Technical Debt: A Primer
Why do we spend 80% of our software development budgets on software maintenance? Simply put: Despite our better instincts, it's still too easy to do the wrong thing when developing software. One example is the practice of "cut-and-paste coding." Suppose you have a sales compensation system that computes commissions. A batch process runs during each payroll to perform the commission calculation. This process sits in the payroll system, but somewhere else, perhaps in some commission dashboard that your salespeople use to see interim progress, you have the same commission calculation. As the business sponsor of the system, you signed off on this system after it was built initially. And why not? Technically, the system met its requirements—the commission calculation was correct (in both places).
The problem occurs when your commission structure changes. When someone comes along to change the system to accommodate the new commission structure, the code in at least two (and possibly more) unrelated areas needs to be changed. Worse, you have no reliable way of knowing whether all of those changes are right, without a full regression test of the system—if such a test is even possible!
In such a case, you have technical debt, defined as "the sum of future maintenance that could have been avoided if the software had been developed according to reasonable software-design practices." Cut-and-paste coding is just one way that technical debt is introduced. Designs that lack testability, inappropriate coupling, and dozens of other such practices contribute to this problem.
Why We Get Technical Debt
Like credit card debt, technical debt might "feel" good when we're in the process of accumulating it. We do things that optimize for the short term, but have a long-term expense that's far higher than the short-term gain we get—most of the time, as least. During the initial build of a system, it's easier to cut-and-paste logic from one module to another, rather than finding a way to reuse the logic. Technical debt usually comes from short-term optimizations of time without regard to the long-term effects of the change.
Interest Rate on Technical Debt
If the short-term optimizations that occur most of the time had a minor effect on maintenance (something like a 6% mortgage, say), such decisions to take on technical debt would be just fine. However, we frequently allow software development organizations to take out technical loans that, if they were transparent, would throw the corporate treasury department into a spiral of panic.

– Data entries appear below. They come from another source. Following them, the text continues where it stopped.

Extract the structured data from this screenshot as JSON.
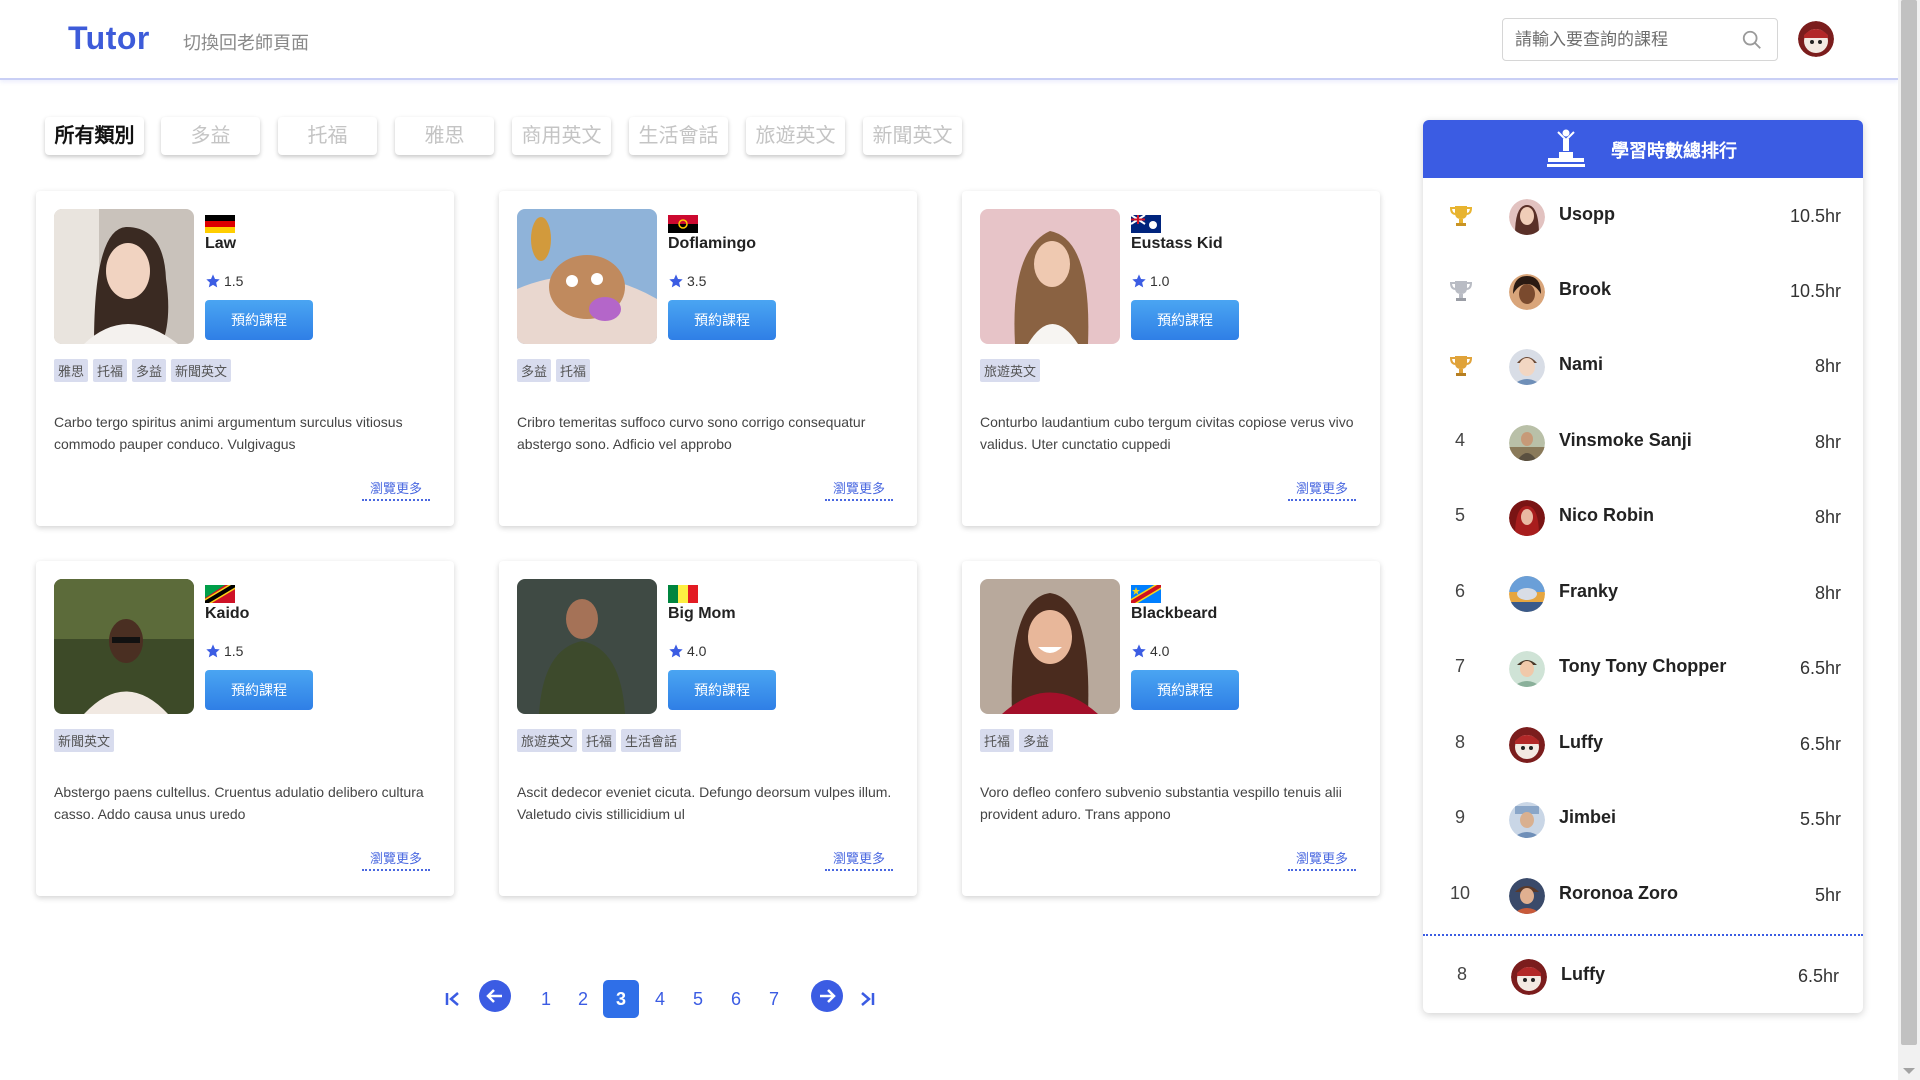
{
  "header": {
    "logo": "Tutor",
    "switch_link": "切換回老師頁面",
    "search_placeholder": "請輸入要查詢的課程",
    "search_icon": "search-icon",
    "avatar_icon": "user-avatar"
  },
  "categories": [
    {
      "label": "所有類別",
      "active": true
    },
    {
      "label": "多益",
      "active": false
    },
    {
      "label": "托福",
      "active": false
    },
    {
      "label": "雅思",
      "active": false
    },
    {
      "label": "商用英文",
      "active": false
    },
    {
      "label": "生活會話",
      "active": false
    },
    {
      "label": "旅遊英文",
      "active": false
    },
    {
      "label": "新聞英文",
      "active": false
    }
  ],
  "teachers": [
    {
      "name": "Law",
      "flag": "germany",
      "rating": "1.5",
      "button": "預約課程",
      "tags": [
        "雅思",
        "托福",
        "多益",
        "新聞英文"
      ],
      "description": "Carbo tergo spiritus animi argumentum surculus vitiosus commodo pauper conduco. Vulgivagus",
      "more": "瀏覽更多"
    },
    {
      "name": "Doflamingo",
      "flag": "angola",
      "rating": "3.5",
      "button": "預約課程",
      "tags": [
        "多益",
        "托福"
      ],
      "description": "Cribro temeritas suffoco curvo sono corrigo consequatur abstergo sono. Adficio vel approbo",
      "more": "瀏覽更多"
    },
    {
      "name": "Eustass Kid",
      "flag": "cayman-islands",
      "rating": "1.0",
      "button": "預約課程",
      "tags": [
        "旅遊英文"
      ],
      "description": "Conturbo laudantium cubo tergum civitas copiose verus vivo validus. Uter cunctatio cuppedi",
      "more": "瀏覽更多"
    },
    {
      "name": "Kaido",
      "flag": "saint-kitts-and-nevis",
      "rating": "1.5",
      "button": "預約課程",
      "tags": [
        "新聞英文"
      ],
      "description": "Abstergo paens cultellus. Cruentus adulatio delibero cultura casso. Addo causa unus uredo",
      "more": "瀏覽更多"
    },
    {
      "name": "Big Mom",
      "flag": "senegal",
      "rating": "4.0",
      "button": "預約課程",
      "tags": [
        "旅遊英文",
        "托福",
        "生活會話"
      ],
      "description": "Ascit dedecor eveniet cicuta. Defungo deorsum vulpes illum. Valetudo civis stillicidium ul",
      "more": "瀏覽更多"
    },
    {
      "name": "Blackbeard",
      "flag": "dr-congo",
      "rating": "4.0",
      "button": "預約課程",
      "tags": [
        "托福",
        "多益"
      ],
      "description": "Voro defleo confero subvenio substantia vespillo tenuis alii provident aduro. Trans appono",
      "more": "瀏覽更多"
    }
  ],
  "pagination": {
    "pages": [
      "1",
      "2",
      "3",
      "4",
      "5",
      "6",
      "7"
    ],
    "current": "3"
  },
  "ranking": {
    "title": "學習時數總排行",
    "rows": [
      {
        "rank": "1",
        "trophy": "gold-trophy",
        "name": "Usopp",
        "hours": "10.5hr"
      },
      {
        "rank": "2",
        "trophy": "silver-trophy",
        "name": "Brook",
        "hours": "10.5hr"
      },
      {
        "rank": "3",
        "trophy": "bronze-trophy",
        "name": "Nami",
        "hours": "8hr"
      },
      {
        "rank": "4",
        "trophy": "",
        "name": "Vinsmoke Sanji",
        "hours": "8hr"
      },
      {
        "rank": "5",
        "trophy": "",
        "name": "Nico Robin",
        "hours": "8hr"
      },
      {
        "rank": "6",
        "trophy": "",
        "name": "Franky",
        "hours": "8hr"
      },
      {
        "rank": "7",
        "trophy": "",
        "name": "Tony Tony Chopper",
        "hours": "6.5hr"
      },
      {
        "rank": "8",
        "trophy": "",
        "name": "Luffy",
        "hours": "6.5hr"
      },
      {
        "rank": "9",
        "trophy": "",
        "name": "Jimbei",
        "hours": "5.5hr"
      },
      {
        "rank": "10",
        "trophy": "",
        "name": "Roronoa Zoro",
        "hours": "5hr"
      }
    ],
    "self": {
      "rank": "8",
      "name": "Luffy",
      "hours": "6.5hr"
    }
  },
  "colors": {
    "brand": "#3b5ce3",
    "button": "#2f7fe6",
    "tag_bg": "#d8dcee"
  }
}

Let's look at our case study of the cut-and-paste code. The investment to do it right the first time is low (two days of work). In this case, you might write a shared module that does a commission calculation, making it available to any other module that needs such a calculation. Say we allow the development team to take out the "loan," and do cut-and-paste rather than spend the two days. In exchange for the two days of work, we'll incur future maintenance costs that are far higher. Making a conservative assumption, we'll say that we only did the cut-and-paste operation twice, resulting in the same calculation being in three places. Every time we change the commission structure in the future, we'll need to do the following:
- Find each instance where the commission calculation is performed—hoping that we got all of them (1 day)
- Make the change at each location—possibly customizing each change due to stylistic differences introduced by different developers (1 day each, 3 days total)

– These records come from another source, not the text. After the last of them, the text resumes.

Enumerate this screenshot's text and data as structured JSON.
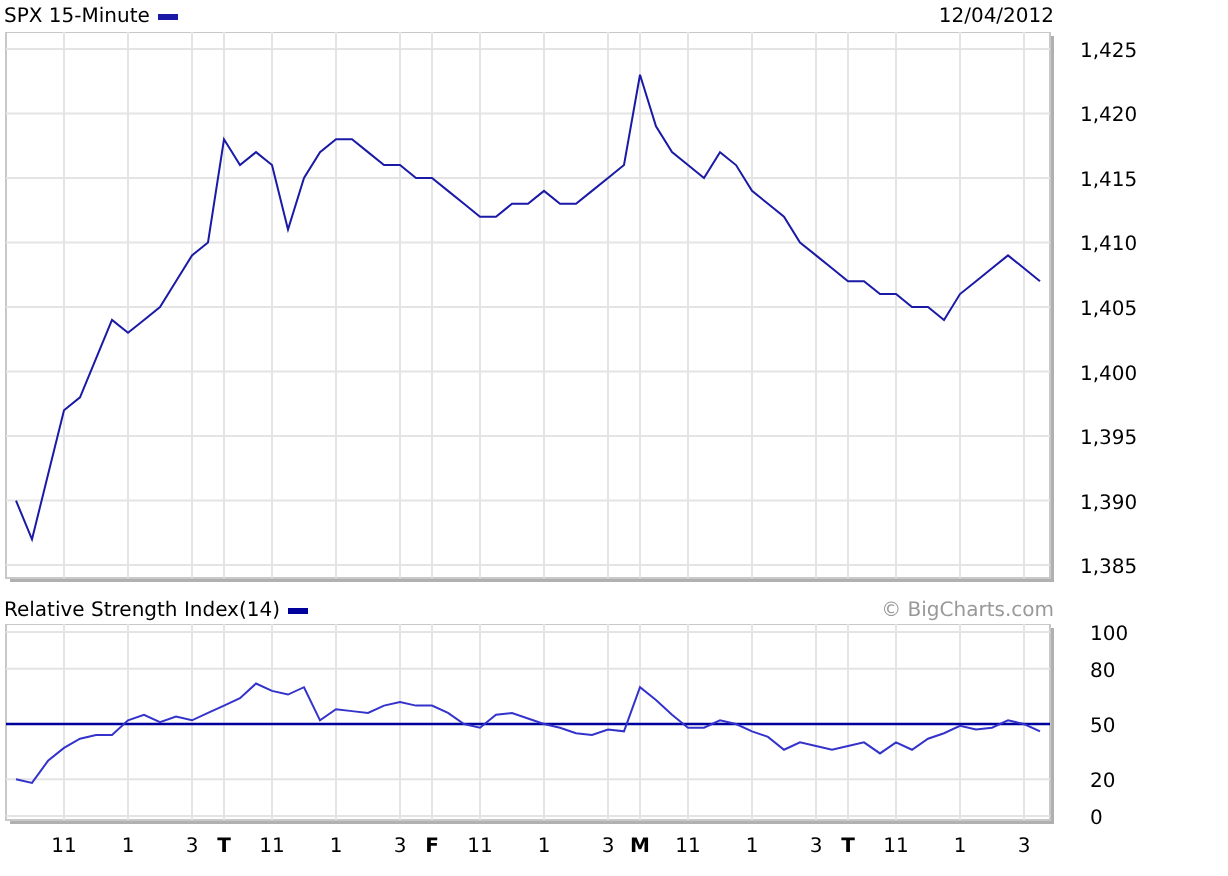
{
  "price_panel": {
    "title": "SPX 15-Minute",
    "date": "12/04/2012",
    "chart_data": {
      "type": "line",
      "series": [
        {
          "color": "#1a1aa6",
          "values": [
            1390,
            1387,
            1392,
            1397,
            1398,
            1401,
            1404,
            1403,
            1404,
            1405,
            1407,
            1409,
            1410,
            1418,
            1416,
            1417,
            1416,
            1411,
            1415,
            1417,
            1418,
            1418,
            1417,
            1416,
            1416,
            1415,
            1415,
            1414,
            1413,
            1412,
            1412,
            1413,
            1413,
            1414,
            1413,
            1413,
            1414,
            1415,
            1416,
            1423,
            1419,
            1417,
            1416,
            1415,
            1417,
            1416,
            1414,
            1413,
            1412,
            1410,
            1409,
            1408,
            1407,
            1407,
            1406,
            1406,
            1405,
            1405,
            1404,
            1406,
            1407,
            1408,
            1409,
            1408,
            1407
          ]
        }
      ],
      "ylim": [
        1384,
        1426
      ],
      "grid": true,
      "yticks": [
        {
          "value": 1425,
          "label": "1,425"
        },
        {
          "value": 1420,
          "label": "1,420"
        },
        {
          "value": 1415,
          "label": "1,415"
        },
        {
          "value": 1410,
          "label": "1,410"
        },
        {
          "value": 1405,
          "label": "1,405"
        },
        {
          "value": 1400,
          "label": "1,400"
        },
        {
          "value": 1395,
          "label": "1,395"
        },
        {
          "value": 1390,
          "label": "1,390"
        },
        {
          "value": 1385,
          "label": "1,385"
        }
      ]
    }
  },
  "rsi_panel": {
    "title": "Relative Strength Index(14)",
    "credit": "© BigCharts.com",
    "chart_data": {
      "type": "line",
      "categories": [
        null,
        null,
        null,
        "11",
        null,
        null,
        null,
        "1",
        null,
        null,
        null,
        "3",
        null,
        "T",
        null,
        null,
        "11",
        null,
        null,
        null,
        "1",
        null,
        null,
        null,
        "3",
        null,
        "F",
        null,
        null,
        "11",
        null,
        null,
        null,
        "1",
        null,
        null,
        null,
        "3",
        null,
        "M",
        null,
        null,
        "11",
        null,
        null,
        null,
        "1",
        null,
        null,
        null,
        "3",
        null,
        "T",
        null,
        null,
        "11",
        null,
        null,
        null,
        "1",
        null,
        null,
        null,
        "3",
        null
      ],
      "series": [
        {
          "color": "#3333cc",
          "values": [
            20,
            18,
            30,
            37,
            42,
            44,
            44,
            52,
            55,
            51,
            54,
            52,
            56,
            60,
            64,
            72,
            68,
            66,
            70,
            52,
            58,
            57,
            56,
            60,
            62,
            60,
            60,
            56,
            50,
            48,
            55,
            56,
            53,
            50,
            48,
            45,
            44,
            47,
            46,
            70,
            63,
            55,
            48,
            48,
            52,
            50,
            46,
            43,
            36,
            40,
            38,
            36,
            38,
            40,
            34,
            40,
            36,
            42,
            45,
            49,
            47,
            48,
            52,
            50,
            46
          ]
        }
      ],
      "ylim": [
        0,
        100
      ],
      "grid": true,
      "yticks": [
        100,
        80,
        50,
        20,
        0
      ],
      "ref_lines": [
        {
          "axis": "y",
          "value": 50
        }
      ]
    }
  }
}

- Test each change, including performing regression tests to make sure that the change doesn't cause problems in seemingly unrelated places (1 day each, 3 days total)
- Put each change through the standard change-management process in multiple systems (0.5 days each, 1.5 days total)

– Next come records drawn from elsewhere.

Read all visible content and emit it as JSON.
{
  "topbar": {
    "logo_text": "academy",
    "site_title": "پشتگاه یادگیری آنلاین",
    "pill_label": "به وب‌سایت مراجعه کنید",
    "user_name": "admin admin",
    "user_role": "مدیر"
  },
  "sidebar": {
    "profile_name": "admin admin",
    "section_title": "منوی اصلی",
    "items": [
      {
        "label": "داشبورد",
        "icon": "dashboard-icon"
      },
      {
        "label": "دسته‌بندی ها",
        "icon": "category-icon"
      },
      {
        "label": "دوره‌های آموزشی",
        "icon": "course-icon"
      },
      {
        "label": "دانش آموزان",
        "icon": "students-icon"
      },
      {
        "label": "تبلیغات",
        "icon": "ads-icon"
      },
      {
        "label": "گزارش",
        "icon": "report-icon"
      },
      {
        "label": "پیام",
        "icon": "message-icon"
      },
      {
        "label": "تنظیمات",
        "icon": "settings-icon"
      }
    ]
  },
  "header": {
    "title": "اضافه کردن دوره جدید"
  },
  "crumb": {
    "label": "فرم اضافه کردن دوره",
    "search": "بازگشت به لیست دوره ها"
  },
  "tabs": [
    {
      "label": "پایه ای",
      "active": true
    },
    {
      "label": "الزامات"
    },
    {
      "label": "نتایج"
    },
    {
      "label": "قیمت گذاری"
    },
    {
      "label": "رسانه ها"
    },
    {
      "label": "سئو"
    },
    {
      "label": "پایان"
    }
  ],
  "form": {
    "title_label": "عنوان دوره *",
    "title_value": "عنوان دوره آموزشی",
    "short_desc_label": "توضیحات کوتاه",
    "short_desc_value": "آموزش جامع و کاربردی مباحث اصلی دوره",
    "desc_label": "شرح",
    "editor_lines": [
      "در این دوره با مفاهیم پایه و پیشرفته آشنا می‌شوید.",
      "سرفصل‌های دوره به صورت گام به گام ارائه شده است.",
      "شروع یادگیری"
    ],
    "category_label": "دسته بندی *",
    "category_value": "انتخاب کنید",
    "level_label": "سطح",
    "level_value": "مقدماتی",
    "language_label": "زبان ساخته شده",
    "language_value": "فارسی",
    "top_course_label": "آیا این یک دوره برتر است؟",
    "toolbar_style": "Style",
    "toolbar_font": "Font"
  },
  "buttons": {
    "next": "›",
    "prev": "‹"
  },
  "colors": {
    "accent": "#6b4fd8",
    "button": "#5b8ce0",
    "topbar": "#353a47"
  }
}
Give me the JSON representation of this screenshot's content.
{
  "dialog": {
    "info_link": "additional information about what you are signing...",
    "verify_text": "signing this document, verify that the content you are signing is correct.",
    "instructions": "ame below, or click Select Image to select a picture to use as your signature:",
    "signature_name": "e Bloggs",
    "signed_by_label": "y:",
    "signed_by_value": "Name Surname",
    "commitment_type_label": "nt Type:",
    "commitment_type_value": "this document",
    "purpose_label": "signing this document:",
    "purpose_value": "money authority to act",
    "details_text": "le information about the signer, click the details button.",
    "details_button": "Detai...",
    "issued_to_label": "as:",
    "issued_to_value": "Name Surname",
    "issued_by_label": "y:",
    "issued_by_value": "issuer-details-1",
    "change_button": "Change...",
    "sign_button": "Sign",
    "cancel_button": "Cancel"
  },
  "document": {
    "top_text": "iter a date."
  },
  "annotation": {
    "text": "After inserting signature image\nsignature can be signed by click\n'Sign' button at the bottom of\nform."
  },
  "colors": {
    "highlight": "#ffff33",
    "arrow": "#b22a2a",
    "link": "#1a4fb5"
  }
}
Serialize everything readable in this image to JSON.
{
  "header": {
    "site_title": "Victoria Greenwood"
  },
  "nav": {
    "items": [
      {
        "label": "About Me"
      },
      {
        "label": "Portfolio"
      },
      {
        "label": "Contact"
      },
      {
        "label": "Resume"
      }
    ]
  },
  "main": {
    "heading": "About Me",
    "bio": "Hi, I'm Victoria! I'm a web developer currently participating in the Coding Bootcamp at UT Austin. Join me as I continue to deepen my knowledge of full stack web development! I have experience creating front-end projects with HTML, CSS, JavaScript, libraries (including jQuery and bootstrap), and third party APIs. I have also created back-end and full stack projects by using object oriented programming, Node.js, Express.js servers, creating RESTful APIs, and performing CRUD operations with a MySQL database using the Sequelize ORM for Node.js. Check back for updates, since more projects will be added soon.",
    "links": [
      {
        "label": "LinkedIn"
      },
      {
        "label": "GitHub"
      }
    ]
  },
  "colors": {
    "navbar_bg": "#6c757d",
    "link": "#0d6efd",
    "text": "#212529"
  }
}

- Discover that we missed one or two places, and repeat the process for each one we didn't find originally, upsetting the salespeople whose commissions were paid incorrectly (2.5 days minimum, plus an immeasurable amount of lost confidence)
At this point, we have 11 days of additional work invested every time we change the commission structure. Guessing conservatively, perhaps we only change the commission structure three times over 10 years (some places change it annually), we have net-interest payments of 33 days of effort, for which we were paid two days of effort up front.
The approach in this example results in a debt with an interest rate of about 32.4% (starting with two days of effort gained and paying it off with 33 days of effort lost over a 10-year period). I'm not a corporate policy expert, but my guess is that most accounting departments would balk at IT regularly taking out loans with interest rates like 32.4% that make loan sharks envious.